RESULTS: Herein, recombinase polymerase amplification (RPA) was combined with clustered regularly interspaced short palindromic repeats and Cas12a protein (CRISPR-LbaCas12a) systems, and the lateral flow dipstick (LFD) was used for the first time for early detection of P. parvum. The internal transcribed spacer (ITS) of P. parvum was selected as the target sequence, and the concentration of single-strand DNA reporters, buffer liquid system, reaction time, and amount of gold particles were optimized. The RPA-CRISPR-LbaCas12a-LFD approach demonstrated highly specificity during experimental testing, with no cross-reaction against different microalgae used as controls. In addition, the lowest detection limit was 10,000 times better than the lowest detection limit of the standalone RPA approach. The feasibility and robustness of this approach were further verified by using the different environmental samples. It also observed that P. parvum are widely distributed in Chinese Sea, but the cell density of P. parvum is relatively low (<0.1 cells/mL).

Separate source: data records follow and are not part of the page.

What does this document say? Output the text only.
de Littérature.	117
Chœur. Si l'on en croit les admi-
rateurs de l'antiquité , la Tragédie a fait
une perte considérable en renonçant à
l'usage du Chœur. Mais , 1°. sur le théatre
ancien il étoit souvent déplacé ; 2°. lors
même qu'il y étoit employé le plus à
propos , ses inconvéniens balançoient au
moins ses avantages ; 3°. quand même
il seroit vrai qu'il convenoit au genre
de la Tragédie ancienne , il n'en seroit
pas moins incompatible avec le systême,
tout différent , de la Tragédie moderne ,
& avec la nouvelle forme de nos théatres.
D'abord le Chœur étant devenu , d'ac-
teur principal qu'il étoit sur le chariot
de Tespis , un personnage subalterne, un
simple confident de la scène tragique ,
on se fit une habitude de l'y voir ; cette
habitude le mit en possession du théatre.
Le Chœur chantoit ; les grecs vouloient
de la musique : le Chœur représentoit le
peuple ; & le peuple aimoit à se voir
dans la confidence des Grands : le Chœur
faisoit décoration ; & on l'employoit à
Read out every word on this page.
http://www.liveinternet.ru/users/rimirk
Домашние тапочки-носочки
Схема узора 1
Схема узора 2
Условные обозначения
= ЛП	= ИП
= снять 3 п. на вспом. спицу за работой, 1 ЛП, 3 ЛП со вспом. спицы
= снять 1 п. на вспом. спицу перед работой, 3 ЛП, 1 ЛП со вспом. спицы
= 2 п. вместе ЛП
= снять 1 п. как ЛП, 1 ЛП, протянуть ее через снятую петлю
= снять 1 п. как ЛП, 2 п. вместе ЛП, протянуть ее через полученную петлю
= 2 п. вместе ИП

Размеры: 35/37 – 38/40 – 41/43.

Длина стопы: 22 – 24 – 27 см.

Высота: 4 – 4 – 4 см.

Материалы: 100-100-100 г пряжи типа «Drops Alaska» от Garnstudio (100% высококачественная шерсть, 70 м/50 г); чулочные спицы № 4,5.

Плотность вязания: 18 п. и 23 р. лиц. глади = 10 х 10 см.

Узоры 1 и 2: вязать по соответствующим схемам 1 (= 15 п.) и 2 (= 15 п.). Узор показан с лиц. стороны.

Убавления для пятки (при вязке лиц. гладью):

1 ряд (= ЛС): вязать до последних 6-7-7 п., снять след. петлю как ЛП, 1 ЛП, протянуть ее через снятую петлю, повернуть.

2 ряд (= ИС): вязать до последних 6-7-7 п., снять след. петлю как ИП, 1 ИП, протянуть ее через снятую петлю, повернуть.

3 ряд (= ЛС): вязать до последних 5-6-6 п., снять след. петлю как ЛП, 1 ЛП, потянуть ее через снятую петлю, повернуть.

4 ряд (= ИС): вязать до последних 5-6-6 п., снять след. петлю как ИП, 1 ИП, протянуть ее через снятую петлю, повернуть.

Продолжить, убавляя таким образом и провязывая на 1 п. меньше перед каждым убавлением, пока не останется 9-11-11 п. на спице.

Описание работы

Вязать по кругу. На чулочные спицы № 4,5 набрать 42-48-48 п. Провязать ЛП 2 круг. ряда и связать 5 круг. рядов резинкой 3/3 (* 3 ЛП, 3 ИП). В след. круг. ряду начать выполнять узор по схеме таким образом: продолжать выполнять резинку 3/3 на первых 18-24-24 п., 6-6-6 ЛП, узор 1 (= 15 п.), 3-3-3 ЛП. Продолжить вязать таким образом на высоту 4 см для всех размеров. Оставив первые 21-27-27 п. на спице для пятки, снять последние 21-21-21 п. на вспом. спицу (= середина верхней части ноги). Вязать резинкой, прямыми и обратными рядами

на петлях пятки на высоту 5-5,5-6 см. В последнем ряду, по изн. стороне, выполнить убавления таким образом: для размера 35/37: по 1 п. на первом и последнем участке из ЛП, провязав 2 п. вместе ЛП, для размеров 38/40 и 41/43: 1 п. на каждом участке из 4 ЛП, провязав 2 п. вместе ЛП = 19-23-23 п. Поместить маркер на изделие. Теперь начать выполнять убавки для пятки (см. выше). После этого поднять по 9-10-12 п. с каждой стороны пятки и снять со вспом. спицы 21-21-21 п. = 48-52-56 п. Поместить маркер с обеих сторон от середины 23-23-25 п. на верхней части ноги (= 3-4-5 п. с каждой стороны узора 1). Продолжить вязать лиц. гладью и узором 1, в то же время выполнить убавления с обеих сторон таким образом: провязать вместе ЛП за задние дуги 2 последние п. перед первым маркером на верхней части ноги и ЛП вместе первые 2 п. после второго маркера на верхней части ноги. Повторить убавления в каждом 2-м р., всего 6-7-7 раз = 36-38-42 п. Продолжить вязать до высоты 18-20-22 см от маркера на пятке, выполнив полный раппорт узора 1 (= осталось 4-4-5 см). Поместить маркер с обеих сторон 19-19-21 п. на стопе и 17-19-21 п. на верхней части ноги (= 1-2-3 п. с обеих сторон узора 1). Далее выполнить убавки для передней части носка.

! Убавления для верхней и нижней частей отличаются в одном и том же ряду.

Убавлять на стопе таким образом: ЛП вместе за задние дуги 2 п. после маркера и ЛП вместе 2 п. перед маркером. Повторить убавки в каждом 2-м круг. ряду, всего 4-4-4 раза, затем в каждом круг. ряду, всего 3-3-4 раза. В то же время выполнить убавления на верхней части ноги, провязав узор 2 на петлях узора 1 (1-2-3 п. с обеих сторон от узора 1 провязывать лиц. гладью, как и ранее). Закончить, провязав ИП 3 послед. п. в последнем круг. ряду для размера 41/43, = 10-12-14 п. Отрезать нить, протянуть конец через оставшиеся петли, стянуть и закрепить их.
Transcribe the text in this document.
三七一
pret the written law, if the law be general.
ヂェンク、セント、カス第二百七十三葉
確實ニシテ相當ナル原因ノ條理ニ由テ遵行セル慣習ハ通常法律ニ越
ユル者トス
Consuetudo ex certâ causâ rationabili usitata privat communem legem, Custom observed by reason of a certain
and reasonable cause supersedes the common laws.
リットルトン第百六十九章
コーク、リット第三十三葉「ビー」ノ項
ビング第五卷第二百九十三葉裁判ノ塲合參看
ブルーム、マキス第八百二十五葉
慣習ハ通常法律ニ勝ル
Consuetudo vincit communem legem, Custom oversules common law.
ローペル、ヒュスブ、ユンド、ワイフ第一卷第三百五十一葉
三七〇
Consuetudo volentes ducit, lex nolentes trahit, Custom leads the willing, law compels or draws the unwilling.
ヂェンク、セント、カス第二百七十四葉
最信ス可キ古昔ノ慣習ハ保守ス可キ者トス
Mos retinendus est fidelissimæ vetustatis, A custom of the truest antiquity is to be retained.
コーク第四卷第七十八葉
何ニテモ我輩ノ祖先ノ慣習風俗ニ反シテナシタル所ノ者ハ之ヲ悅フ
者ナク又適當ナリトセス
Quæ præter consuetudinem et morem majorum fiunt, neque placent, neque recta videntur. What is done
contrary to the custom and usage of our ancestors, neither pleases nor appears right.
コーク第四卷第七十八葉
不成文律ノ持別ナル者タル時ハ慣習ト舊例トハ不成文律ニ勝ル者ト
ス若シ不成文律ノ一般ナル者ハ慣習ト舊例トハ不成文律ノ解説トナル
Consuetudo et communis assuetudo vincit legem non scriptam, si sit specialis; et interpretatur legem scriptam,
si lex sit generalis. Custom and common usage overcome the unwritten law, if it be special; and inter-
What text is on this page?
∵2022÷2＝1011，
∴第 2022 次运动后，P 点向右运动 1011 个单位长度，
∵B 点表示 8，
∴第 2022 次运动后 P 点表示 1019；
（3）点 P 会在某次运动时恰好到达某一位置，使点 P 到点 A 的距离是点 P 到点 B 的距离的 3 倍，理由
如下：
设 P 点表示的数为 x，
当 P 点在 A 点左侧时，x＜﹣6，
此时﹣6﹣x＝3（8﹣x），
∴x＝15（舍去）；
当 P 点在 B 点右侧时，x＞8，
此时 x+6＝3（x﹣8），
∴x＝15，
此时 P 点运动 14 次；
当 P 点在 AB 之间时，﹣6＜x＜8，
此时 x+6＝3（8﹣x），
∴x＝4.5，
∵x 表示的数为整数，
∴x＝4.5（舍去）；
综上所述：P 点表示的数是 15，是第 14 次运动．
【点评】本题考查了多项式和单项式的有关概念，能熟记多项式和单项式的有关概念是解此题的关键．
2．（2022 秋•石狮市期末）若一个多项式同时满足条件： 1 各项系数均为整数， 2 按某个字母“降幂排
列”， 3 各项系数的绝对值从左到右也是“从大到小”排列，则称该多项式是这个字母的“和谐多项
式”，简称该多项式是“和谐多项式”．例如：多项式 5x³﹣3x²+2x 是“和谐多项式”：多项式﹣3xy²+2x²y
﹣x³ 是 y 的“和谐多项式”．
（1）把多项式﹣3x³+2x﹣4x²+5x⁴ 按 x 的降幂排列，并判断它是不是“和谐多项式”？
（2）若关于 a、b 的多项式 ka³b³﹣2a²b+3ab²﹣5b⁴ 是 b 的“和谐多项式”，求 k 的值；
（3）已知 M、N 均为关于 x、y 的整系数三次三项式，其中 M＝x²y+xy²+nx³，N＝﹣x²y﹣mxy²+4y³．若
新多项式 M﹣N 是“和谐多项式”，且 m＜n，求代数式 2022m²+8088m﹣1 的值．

CONCLUSIONS: The developed approach has an excellent specificity and offers 10,000 times better sensitivity than the standalone RPA approach. These advantages make this approach suitable for early warning detection and prevention of HAB events in environmental water. Also, the outcomes of this study could promote a shift from traditional laboratory-based detection to on-site monitoring, facilitating early warning against HABs.
结果:这里,重组酶聚合酶扩增(RPA)与成簇的规则间隔短回文重复序列和Cas12a蛋白(CRISPR-LbaCas12a)系统相结合,首次使用侧流试纸(LFD)对小疟原虫进行早期检测。选择细小疟原虫的内部转录间隔区(ITS)作为靶序列,以及单链DNA报告基因的浓度,缓冲液系统,反应时间,优化了金颗粒的用量。RPA-CRISPR-LbaCas12a-LFD方法在实验测试过程中表现出高度特异性,对用作对照的不同微藻没有交叉反应。此外,最低检测限比独立RPA方法的最低检测限好10,000倍.利用不同的环境样本进一步验证了该方法的可行性和鲁棒性。它还观察到细小疟原虫在中国海域广泛分布,但细小疟原虫的细胞密度相对较低(<0.1个细胞/mL)。
结论:开发的方法具有出色的特异性,并且比独立的RPA方法具有10,000倍的灵敏度。这些优点使这种方法适用于环境水中HAB事件的预警检测和预防。此外,这项研究的结果可以促进从传统的实验室检测到现场监测的转变,促进对HAB的早期预警。